Tubes improves: No longer requires download

The peer-to-peer Tubes application now works as a Web-publishing platform.

Tubes, the powerful peer-to-peer synchronization service we first covered in January, now has a hosting service, as well. Once you create a "tube" on your PC and synchronize it, other users will be able to view it on the Web. They no longer need the Tubes software.

To update a Tube site, just drag files into its tile.

This means that Tubes is now a Web-publishing platform, which is an interesting development. You will be able to create a site using Tubes, and then update the site just by dragging files or directories from your PC. Whenever you're connected to the network, your site gets the new files straight from your PC, and the Web site is immediately updated.

This feature can be used to create fairly deep, professional sites, or just for keeping family members up to date with vacation photos. The drag-to-publish function reduces the hassle of keeping a site up to date.

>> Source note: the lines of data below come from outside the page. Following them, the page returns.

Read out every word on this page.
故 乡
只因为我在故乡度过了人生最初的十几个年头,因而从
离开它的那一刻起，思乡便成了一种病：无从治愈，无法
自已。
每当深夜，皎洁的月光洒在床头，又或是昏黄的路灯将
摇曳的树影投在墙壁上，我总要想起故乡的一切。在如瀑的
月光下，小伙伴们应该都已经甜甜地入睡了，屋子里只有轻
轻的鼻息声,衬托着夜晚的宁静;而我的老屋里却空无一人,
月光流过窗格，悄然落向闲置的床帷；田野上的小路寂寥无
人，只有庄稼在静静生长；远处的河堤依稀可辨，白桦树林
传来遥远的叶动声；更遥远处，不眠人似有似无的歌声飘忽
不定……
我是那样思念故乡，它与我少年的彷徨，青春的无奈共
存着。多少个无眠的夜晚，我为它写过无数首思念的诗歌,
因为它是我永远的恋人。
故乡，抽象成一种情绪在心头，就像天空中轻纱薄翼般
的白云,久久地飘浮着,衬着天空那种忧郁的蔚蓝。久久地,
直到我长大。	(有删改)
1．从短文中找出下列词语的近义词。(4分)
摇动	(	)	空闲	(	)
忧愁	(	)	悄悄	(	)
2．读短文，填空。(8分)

You can use Tubes to publish sites, like this Digg experiment.

The PC synchronization lets users subscribe to Tube sites and get them downloaded to their PC for offline viewing later. Few people will likely use Tubes in this way, but it is cool if you want your own always-updated archive of a particular Tube. It's a lot like subscribing to a podcast.

The service, as I tested it, was missing site templates and a full editing capability. Also, Tubes creates nasty, huge URLs; I'd like to see more publisher-friendly domain mapping.

As before, Tubes offers a lot of utility and access control for the data you put on it, which is important if you're using it in a work environment.

Tubes users get 1GB of storage for free. Paid accounts are available with more capacity.